We decided to investigate the effect of BCR-ABL or GM-CSF on STAT-3, STAT-5 and IRF8 status ex vivo, on CMN of patients who have achieved sustained CCyR and major molecular response (MMR) after IFN-a therapy and in whom treatment has been discontinued (n=8) compared to CMN of healthy subjects (HS) (n=5). The same investigations were also performed in vitro with the model of pDc differentiation of CD34+ haematopoietic progenitors from CP patients and HSs, using the combination of Stem Cell Factor, Flt3-Ligand and Thrombopoietin,.
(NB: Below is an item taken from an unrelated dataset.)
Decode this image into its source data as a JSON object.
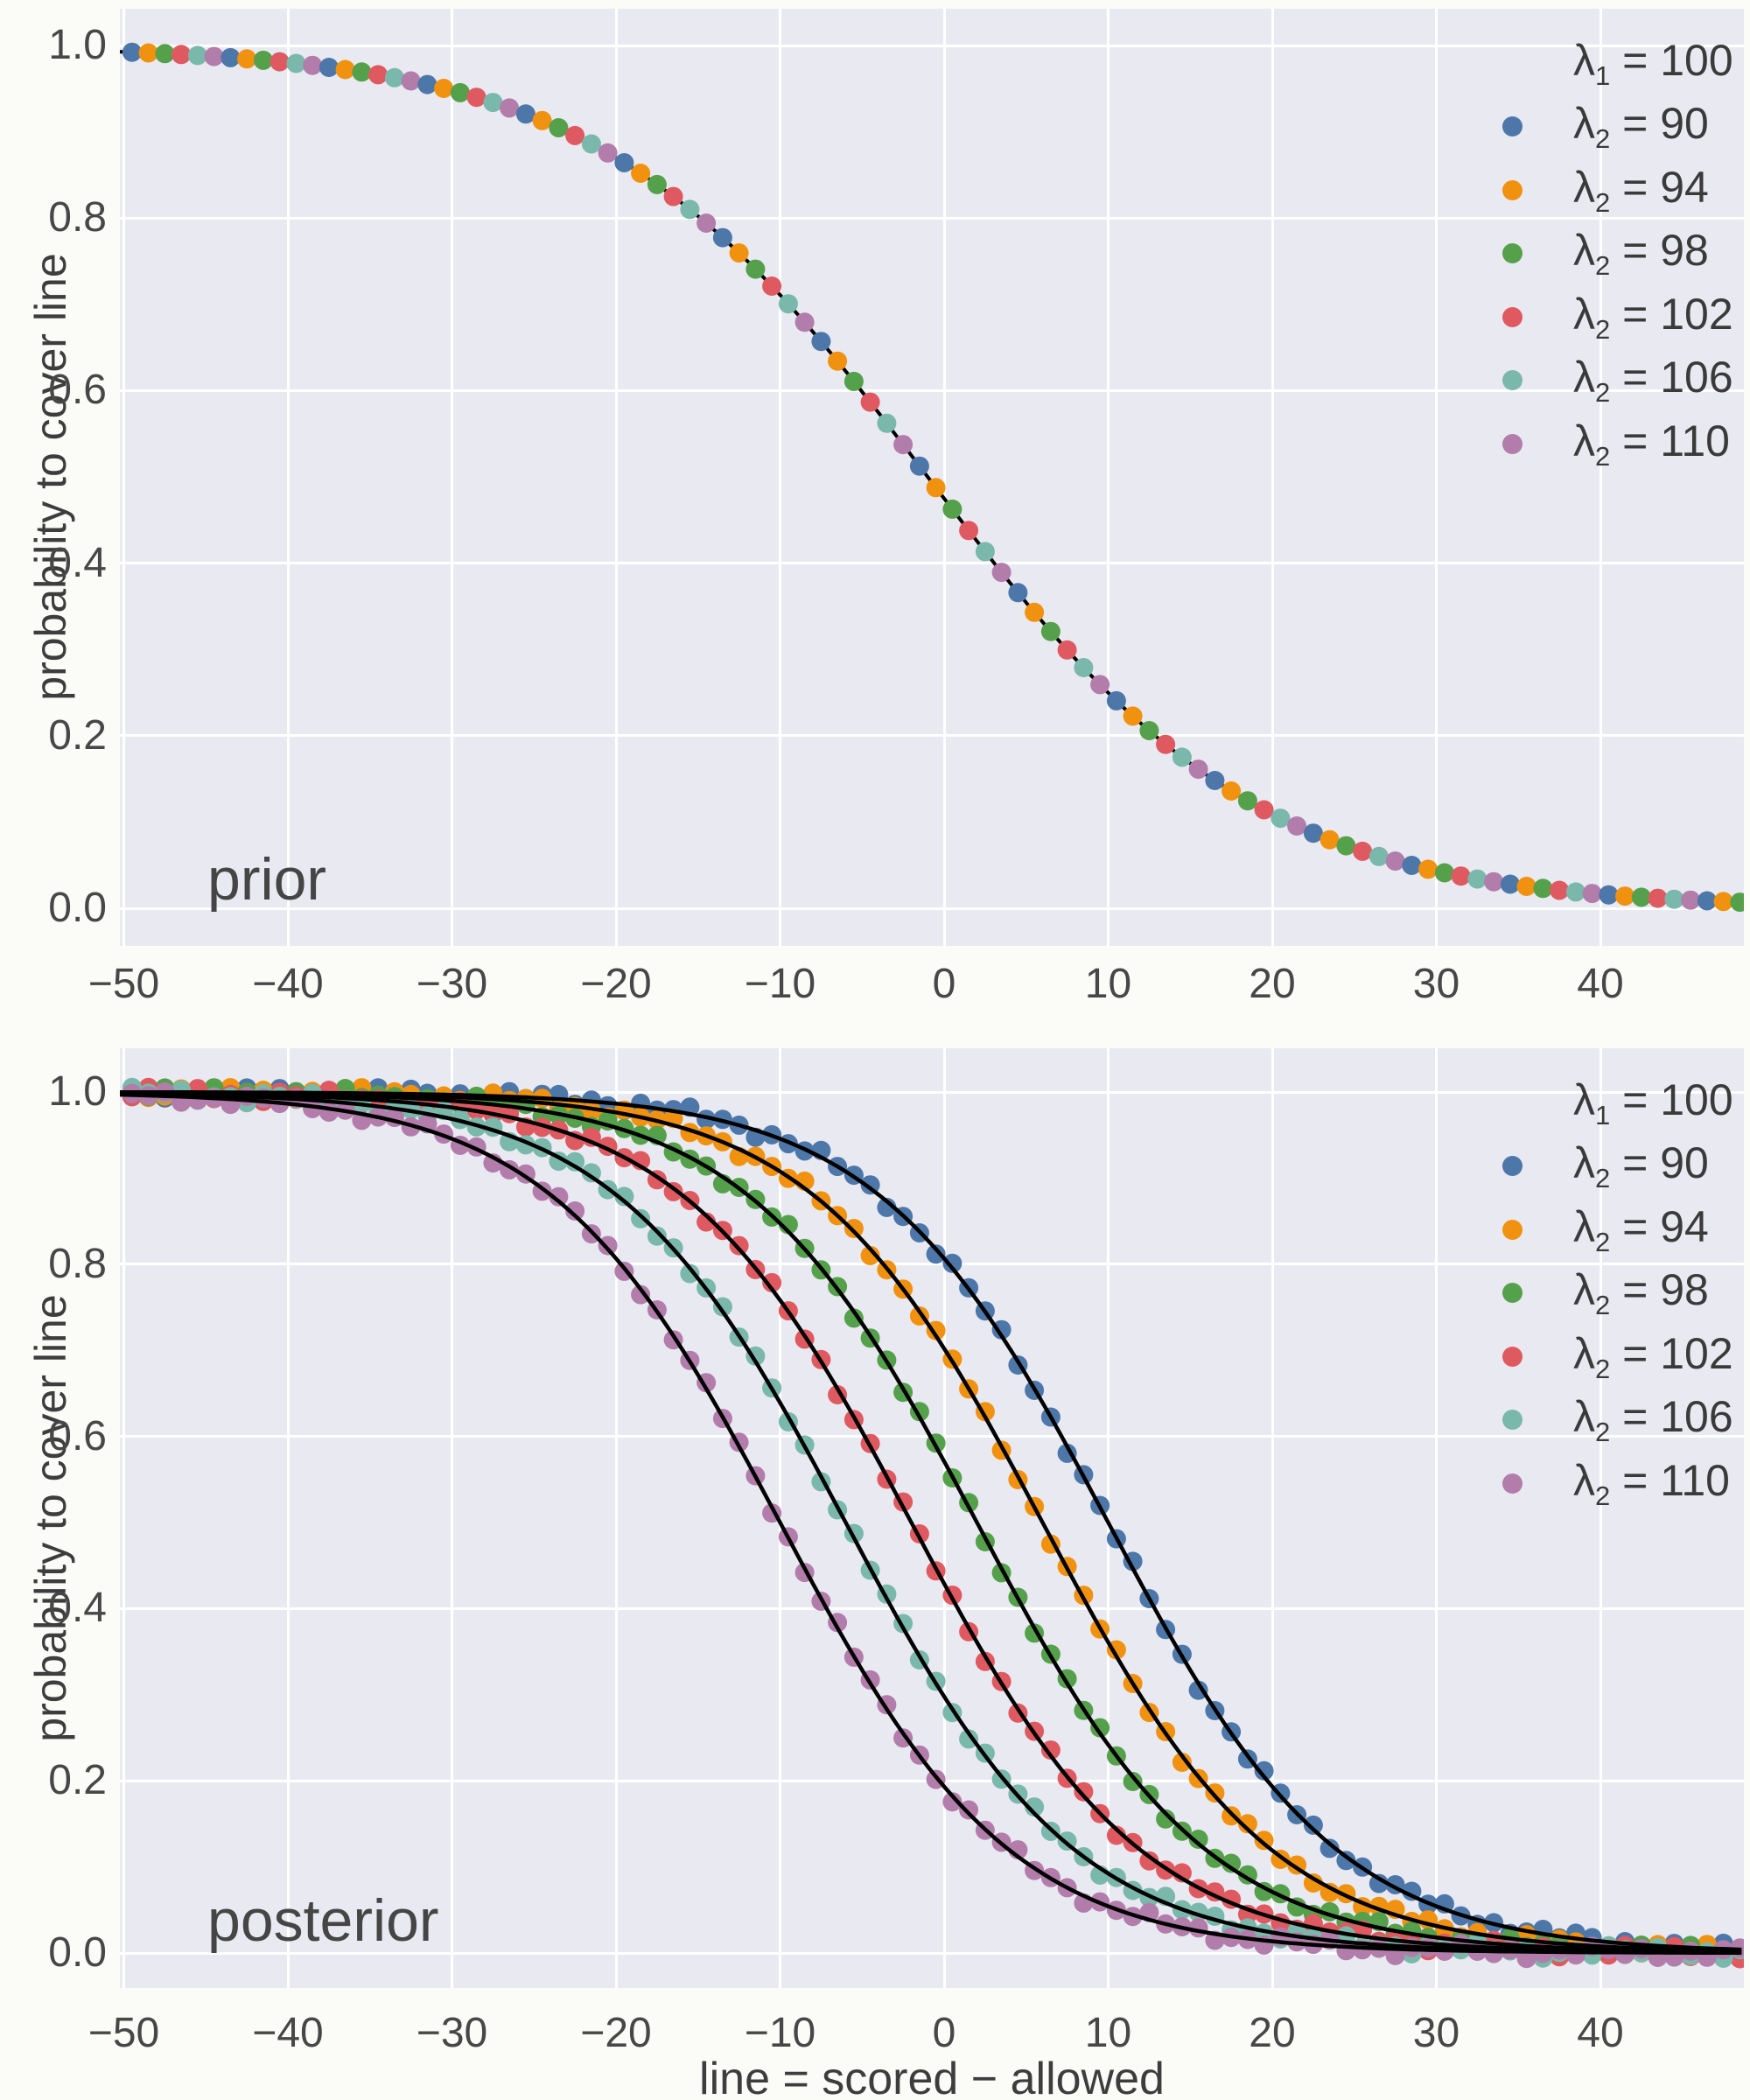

Flow cytometry analysis showed that the homeostasis of the IFN-a production was altered in CCyR patients : pDc (determined by the coexpression of CD303, CD123 and CD4), represent 34.6 ± 14.9 % of the IFN-a producing cells after stimulation by Influenza virus and intracellular detection of IFN-a, whereas in healthy donors (HD) IFN-a producing cells were principally pDc (72.1 ± 20.5 %of IFN-a+ cells, p<0.05 in comparison with the CCyR patients group). The IRF-8 expression analysed by flow cytometry was also deregulated as low levels of IRF8 were detected in these cells when compared with pDc of HD (based on mean fluorescence analysis of the IRF-8 staining). Moreover, higher levels of P-STAT5 were observed in CMN and pDc from CCyR patients (65.1 ± 18 % of pDc was P-STAT5 +) than from HD (0.75 ± 0.66 % of pDc are P-STAT5 +, p<0.01 in comparison with the CR patients group). The involvement of Human STAT5 in the repression of pDc differentiation was confirmed in our in vitro model. We showed that GM-CSF blocked the pDc differentiation of normal CD34+ cells and enhanced the P-STAT5 levels. We showed higher levels of P-STAT5 along differentiation of CD34+ cells of CML patients in CP, in correlation with the lack of differentiation and maturation of pDc.

Altogether, our results suggest that in Human STAT5 is a target for BCR-ABL and GM-CSF and is responsible for the defect of pDc differentiation and IFN-a production. After CCyR, the pDc defect is only partially restored, principally because a STAT5 recruitment persists, possibly induced by soluble factors produced by the residual disease.

Disclosures: No relevant conflicts of interest to declare.